Within the garden of the dead.
—R. Crawford.
THERE were no traces of storm when the girls awoke next morning. Mrs. Archdale came in with tea as soon as she heard their voices. Her face was quite smiling and happy.
“Very likely that dear old ‘Brownie’ of yours would say I shouldn’t give you early tea,” she observed. “And I’m sure she’d be right. But I do love it myself, and I’ve only got you for one morning, so I had to bring it! Jack says I’ll ruin my system with tea, and all I can say is, it’s a beautiful ending for a system!”
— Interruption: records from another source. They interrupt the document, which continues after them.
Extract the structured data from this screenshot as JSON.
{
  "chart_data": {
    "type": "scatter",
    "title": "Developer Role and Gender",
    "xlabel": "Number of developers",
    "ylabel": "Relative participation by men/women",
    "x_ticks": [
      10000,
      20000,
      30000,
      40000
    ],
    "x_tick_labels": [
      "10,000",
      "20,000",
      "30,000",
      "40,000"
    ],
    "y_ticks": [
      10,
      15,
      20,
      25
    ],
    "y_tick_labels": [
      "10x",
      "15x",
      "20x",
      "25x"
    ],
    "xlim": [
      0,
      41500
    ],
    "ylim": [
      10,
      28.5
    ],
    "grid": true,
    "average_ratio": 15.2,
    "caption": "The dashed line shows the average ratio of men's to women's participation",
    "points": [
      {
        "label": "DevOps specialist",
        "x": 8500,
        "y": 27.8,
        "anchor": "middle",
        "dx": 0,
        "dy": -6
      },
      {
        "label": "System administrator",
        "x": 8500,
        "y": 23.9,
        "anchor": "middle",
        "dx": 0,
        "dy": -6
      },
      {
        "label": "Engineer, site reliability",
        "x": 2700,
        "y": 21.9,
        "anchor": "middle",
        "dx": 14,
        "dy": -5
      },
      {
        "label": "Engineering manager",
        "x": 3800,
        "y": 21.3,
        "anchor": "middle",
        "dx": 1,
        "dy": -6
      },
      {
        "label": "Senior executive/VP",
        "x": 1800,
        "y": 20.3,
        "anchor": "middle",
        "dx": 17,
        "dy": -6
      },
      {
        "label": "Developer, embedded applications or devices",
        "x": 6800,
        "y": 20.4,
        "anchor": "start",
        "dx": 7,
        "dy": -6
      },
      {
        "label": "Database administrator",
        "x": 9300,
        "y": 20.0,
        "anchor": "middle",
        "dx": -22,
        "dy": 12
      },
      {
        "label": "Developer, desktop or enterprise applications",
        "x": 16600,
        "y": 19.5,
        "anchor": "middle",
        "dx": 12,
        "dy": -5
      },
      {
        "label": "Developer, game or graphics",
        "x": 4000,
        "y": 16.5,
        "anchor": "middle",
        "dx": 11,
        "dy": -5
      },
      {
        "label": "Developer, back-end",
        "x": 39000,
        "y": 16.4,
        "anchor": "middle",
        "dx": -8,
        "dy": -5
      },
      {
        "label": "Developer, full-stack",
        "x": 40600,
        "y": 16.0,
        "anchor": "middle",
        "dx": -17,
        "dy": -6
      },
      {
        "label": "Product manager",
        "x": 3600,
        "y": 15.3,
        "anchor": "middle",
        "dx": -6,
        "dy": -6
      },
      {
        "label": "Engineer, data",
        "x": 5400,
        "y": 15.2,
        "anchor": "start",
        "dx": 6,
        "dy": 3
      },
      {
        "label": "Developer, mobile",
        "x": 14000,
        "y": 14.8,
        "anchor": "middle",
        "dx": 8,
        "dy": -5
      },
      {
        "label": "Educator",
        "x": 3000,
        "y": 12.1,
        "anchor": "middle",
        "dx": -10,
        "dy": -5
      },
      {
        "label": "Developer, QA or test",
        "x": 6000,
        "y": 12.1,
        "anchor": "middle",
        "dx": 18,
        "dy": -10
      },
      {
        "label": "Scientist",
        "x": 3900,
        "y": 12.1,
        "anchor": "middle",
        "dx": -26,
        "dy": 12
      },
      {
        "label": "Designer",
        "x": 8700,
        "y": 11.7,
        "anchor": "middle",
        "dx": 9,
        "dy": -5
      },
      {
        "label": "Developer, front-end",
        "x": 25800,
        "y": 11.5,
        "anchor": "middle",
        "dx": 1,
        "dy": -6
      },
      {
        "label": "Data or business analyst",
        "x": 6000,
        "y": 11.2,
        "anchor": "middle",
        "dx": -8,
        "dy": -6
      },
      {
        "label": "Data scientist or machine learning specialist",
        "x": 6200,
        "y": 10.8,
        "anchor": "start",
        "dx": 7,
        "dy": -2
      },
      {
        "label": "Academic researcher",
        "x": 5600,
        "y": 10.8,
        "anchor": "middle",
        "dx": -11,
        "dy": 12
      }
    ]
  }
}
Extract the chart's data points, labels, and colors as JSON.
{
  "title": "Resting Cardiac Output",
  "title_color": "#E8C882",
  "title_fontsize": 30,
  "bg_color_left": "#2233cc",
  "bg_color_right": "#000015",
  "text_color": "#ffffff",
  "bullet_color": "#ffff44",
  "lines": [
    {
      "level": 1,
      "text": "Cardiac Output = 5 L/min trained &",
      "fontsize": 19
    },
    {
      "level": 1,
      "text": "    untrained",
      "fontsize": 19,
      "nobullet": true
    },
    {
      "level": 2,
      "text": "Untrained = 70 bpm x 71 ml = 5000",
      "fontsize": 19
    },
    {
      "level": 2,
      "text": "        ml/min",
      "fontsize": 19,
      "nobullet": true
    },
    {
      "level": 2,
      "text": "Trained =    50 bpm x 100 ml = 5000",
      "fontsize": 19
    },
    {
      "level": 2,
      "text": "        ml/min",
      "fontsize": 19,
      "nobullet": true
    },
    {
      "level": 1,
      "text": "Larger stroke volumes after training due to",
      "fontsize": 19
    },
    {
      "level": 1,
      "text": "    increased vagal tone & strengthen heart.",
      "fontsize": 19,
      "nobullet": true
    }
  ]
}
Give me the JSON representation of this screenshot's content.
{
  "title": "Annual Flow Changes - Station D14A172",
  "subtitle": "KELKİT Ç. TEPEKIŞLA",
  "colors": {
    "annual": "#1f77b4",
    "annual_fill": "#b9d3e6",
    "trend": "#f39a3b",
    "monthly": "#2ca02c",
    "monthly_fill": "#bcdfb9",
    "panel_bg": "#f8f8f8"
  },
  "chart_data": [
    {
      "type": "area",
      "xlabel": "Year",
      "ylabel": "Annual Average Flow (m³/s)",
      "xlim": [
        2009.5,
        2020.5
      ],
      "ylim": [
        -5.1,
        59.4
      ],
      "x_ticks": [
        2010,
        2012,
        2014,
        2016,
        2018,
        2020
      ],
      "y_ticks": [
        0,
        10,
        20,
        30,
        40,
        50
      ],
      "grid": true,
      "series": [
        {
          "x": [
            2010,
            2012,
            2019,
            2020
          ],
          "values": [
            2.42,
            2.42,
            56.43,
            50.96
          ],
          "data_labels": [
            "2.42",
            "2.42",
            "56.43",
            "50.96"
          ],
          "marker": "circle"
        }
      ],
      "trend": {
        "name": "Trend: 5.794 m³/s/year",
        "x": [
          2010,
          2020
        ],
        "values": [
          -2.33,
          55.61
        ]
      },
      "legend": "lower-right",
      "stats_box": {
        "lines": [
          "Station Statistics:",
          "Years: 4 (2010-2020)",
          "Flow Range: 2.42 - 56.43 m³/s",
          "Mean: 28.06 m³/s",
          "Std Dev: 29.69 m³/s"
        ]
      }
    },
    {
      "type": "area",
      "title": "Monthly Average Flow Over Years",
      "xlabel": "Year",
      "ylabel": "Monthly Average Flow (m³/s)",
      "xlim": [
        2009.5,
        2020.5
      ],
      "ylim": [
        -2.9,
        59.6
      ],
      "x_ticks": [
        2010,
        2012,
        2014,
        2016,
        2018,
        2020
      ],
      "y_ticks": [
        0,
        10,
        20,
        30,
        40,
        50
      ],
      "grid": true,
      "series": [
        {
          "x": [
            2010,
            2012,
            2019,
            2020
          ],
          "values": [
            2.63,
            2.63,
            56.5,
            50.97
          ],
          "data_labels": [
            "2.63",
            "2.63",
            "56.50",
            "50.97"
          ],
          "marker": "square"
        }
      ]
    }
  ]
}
No one quarrelled with the tea or with the wafers of buttered toast that accompanied it. Mrs. Archdale talked briskly while the girls ate.
“It’s just a perfect morning,” she said. “Blue sky and a little breeze, and everything so clean and beautiful! You will have a lovely ride into the ranges. I’ve often threatened to make Jack take me up Ben Athol, but he regards me as quite insane when I mention it. But I should love to go.”
“Come with us,” Norah cried.
She shook her head.
“Oh, I couldn’t leave my old man,” she said. “We never go very far away from each other now. Some day I will persuade him to go, and perhaps we’ll find the remains of your camp. But the blacks won’t have left much of it.”
“Are there many blacks?” Jean asked, wide-eyed.